En somme, ce petit exercice sur le caractère saugrenu d’un seul article du torchon d’El Rancho doit nous porter à nous poser de sérieuses questions. Pourquoi, en dépit du fait que le pays compte un bon nombre de brillants avocats, les parties n’ont-elles pas cru bon de les consulter dans l’élaboration de cet accord ? Que devons-nous espérer de ces gens qui nous représentent quotidiennement dans les négociations internationales, qui prennent des décisions engageant les générations futures, alors que ni ces gens, ni ceux qui aspirent à les remplacer ont apposé leur signature au bas d’un document qui défie la logique, l’intelligence et le bon sens ? Quels autres documents sont-ils en train de signer en notre nom ?

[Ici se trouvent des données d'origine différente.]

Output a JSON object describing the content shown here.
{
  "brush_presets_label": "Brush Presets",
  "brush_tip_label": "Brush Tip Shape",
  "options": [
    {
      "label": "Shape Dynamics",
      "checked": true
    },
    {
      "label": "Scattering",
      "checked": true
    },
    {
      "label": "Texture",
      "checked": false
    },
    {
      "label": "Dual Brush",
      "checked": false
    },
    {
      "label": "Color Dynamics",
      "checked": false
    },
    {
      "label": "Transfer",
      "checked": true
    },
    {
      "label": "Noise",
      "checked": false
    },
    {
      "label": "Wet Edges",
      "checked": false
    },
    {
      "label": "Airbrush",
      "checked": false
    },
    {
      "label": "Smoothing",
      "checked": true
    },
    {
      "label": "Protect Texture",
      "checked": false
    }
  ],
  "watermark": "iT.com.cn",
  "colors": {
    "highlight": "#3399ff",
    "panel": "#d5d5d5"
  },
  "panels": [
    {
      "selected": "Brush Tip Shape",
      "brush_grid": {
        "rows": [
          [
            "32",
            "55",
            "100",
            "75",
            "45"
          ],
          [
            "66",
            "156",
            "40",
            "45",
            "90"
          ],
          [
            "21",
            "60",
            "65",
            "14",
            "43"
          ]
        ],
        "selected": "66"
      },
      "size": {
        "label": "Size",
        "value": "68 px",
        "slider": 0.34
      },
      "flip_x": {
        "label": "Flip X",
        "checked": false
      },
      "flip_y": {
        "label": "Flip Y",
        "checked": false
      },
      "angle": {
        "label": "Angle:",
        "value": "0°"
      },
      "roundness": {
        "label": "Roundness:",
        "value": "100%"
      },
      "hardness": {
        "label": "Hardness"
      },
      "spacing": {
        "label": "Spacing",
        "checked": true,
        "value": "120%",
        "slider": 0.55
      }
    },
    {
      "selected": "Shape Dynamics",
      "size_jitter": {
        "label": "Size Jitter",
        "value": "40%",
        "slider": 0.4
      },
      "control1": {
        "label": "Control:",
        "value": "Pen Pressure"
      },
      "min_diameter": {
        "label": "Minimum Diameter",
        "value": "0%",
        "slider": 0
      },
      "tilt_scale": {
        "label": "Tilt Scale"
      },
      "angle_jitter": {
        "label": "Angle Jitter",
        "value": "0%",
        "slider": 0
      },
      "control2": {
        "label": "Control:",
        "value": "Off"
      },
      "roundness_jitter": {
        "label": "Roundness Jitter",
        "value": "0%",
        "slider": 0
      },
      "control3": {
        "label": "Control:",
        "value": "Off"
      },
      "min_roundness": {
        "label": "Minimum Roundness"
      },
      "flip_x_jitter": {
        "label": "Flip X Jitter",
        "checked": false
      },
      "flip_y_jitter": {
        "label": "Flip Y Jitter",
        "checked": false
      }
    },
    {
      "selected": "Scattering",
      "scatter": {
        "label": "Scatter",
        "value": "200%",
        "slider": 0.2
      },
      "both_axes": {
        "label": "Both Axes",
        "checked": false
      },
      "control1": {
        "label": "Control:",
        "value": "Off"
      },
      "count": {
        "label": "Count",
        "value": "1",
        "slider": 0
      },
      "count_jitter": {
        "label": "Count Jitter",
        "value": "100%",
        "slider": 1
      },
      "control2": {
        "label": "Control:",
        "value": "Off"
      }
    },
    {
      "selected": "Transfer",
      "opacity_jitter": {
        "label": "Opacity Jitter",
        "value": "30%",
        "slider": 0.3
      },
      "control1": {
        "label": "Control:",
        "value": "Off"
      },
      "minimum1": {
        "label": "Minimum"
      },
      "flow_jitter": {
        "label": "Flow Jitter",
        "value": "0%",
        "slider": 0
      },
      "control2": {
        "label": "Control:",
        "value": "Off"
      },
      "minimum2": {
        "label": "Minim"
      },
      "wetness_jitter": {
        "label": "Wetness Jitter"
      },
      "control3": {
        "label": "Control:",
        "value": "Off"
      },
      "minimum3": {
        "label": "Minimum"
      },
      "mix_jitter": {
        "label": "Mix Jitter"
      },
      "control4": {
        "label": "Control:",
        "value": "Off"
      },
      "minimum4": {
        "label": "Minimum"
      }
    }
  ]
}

A chaque fois que je fais face à l’incompétence de nos dirigeants et aspirants dirigeants, ces paroles de feu Hervé Denis sur le fait que nous ne cessons de creuser notre propre tombe par les décisions que nous prenons, me viennent à l’esprit : ‘’non-contents d’avoir atteint le fond, nous creusons.’’ Vu l’allégresse avec laquelle nous creusons, peut-être qu’Hervé Denis avait tort et qu’après tout, la voie de notre sauvetage est sous-terraine.